The call for wives to submit to their husbands (and women to men in a more general manner) is contextualized by the requirement for each one of us to submit to one another (Ephesians 5:21) and esteem others better than ourselves (Philippians 2:3).
The relationship between husbands and wives is reciprocal. Both parties are called to live up to the relationship. Men are to live as symbols of Christ. Women are to live as symbols of the Church. It is not up to the individual party to define their own relationships. The relationships are already defined by Christ and the Church. Christ’s relationship with the Church gives us a standard by which we can be called to give account. The husband has no right to choose his own relationship to his wife in opposition to the standard provided by Christ.
In the biblical commands to husbands and wives in Ephesians 5, the woman is addressed first, and then the man. In most Stoic accounts of ethics, the woman wasn’t even addressed at all. She was not treated as a moral agent. As John Howard Yoder points out, the approach to ethics taken by the NT ‘gives [the slave and the wife] responsibility for viewing their status in society not as a simply meaningless decree of fate but as their own meaningful witness and ministry, an issue about which they can make a moral choice.’
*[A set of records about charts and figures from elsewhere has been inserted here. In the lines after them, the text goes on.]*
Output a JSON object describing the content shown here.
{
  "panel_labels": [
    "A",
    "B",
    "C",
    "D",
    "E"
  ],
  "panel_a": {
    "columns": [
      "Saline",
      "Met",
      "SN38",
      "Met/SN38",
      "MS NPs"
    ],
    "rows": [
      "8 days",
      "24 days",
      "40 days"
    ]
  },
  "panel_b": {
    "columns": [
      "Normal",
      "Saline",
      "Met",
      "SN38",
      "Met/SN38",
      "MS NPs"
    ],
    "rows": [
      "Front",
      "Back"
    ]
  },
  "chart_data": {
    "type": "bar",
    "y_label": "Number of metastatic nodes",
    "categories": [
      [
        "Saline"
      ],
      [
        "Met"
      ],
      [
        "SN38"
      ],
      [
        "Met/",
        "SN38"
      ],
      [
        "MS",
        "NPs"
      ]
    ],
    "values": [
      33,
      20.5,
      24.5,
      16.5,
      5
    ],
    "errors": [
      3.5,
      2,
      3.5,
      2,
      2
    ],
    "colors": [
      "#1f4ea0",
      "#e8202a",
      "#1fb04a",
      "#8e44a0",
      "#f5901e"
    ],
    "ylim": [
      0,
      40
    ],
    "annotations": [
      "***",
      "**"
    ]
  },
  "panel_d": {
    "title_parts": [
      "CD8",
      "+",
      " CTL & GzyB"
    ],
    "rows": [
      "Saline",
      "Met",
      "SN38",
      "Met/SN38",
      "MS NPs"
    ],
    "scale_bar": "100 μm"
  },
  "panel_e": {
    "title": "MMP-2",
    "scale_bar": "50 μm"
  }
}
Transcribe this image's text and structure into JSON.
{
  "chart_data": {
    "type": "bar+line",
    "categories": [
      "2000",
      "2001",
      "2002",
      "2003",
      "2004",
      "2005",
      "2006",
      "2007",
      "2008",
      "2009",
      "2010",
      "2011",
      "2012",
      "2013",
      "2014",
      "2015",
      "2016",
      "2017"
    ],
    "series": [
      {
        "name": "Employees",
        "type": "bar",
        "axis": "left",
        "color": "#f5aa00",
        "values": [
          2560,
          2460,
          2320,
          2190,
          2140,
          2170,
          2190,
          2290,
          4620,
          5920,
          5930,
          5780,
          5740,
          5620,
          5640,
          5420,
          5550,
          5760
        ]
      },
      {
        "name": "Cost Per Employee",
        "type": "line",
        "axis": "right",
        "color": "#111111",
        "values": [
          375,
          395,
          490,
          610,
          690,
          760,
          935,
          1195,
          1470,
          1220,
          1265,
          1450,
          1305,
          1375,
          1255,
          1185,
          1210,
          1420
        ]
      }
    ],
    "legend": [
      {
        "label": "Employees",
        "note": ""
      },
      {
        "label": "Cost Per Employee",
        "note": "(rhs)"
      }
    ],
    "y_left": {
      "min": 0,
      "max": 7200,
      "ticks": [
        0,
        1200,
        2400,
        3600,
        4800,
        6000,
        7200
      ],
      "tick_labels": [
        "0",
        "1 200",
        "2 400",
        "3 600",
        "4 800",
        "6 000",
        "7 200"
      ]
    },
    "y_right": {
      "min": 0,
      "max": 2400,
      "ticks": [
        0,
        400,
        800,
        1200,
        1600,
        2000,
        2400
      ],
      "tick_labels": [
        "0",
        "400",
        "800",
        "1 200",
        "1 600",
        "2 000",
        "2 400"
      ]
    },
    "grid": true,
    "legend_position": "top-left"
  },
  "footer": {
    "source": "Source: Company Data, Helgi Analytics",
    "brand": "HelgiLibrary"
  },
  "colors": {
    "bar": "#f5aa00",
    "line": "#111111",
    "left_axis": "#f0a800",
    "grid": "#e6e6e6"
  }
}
Yoder argues that the woman is called, not to the mere passivity of submission, but to subordination. In subordination one recognizes the presence of an order. The woman is to recognize the order established by Christ in His relationship to the Church, and willingly and meaningfully subject herself to this order, over against all other orders. In this sense the man is also called to subordination. By this subordination of the man and the woman to the order established by Christ and the Church, marriage serves as a proclamation of the gospel. To refuse to be subordinate is to preach a false gospel by one’s life. This is an extremely important point.
The problems surrounding the question of women in leadership roles might stem in part from the privatization of the Church. If the Church operates merely in the ‘feminine’ private realm and not in the ‘masculine’ public realm, we should not be surprised to see a push for woman leadership. If the Church is a just a club composed of individuals who have a personal ‘conversion experience’ in common, the opposition to woman leadership does not make so much sense. Women can inspire people in their personal spiritual life and give them spiritual guidance (read ‘advice’) for their private relationship with God just as well as men. They can emote at people just as well as men. For all too many people, this is all that a pastor is really expected to do.
As the Church has withdrawn from the public realm — creating a secular space in its wake — the biblical prohibition on woman leadership has become increasingly problematic. Most people today approach worship as a private leisure activity. As public worship is increasingly reduced to the exercise of purely privatized (and feminized) spirituality, the gender distinctions that are more prominent in the public realm slowly recede into the background. Whilst there are certainly numerous exceptions to these rules, we should recognize that, as the Christian faith is sentimentalized and removed from the public realm, feminine forms of leadership will be emphasized over masculine forms. Even if we bar women from leadership of churches, we will have effeminate men. I believe that only by resituating the Church in the public realm will the prohibition on women teaching and exercising authority begin to make more sense. When we flesh out the fact that the Church is more than a collection of individuals but is fundamentally a body with a relational and hierarchical structure, the problems with women’s teaching will become more apparent.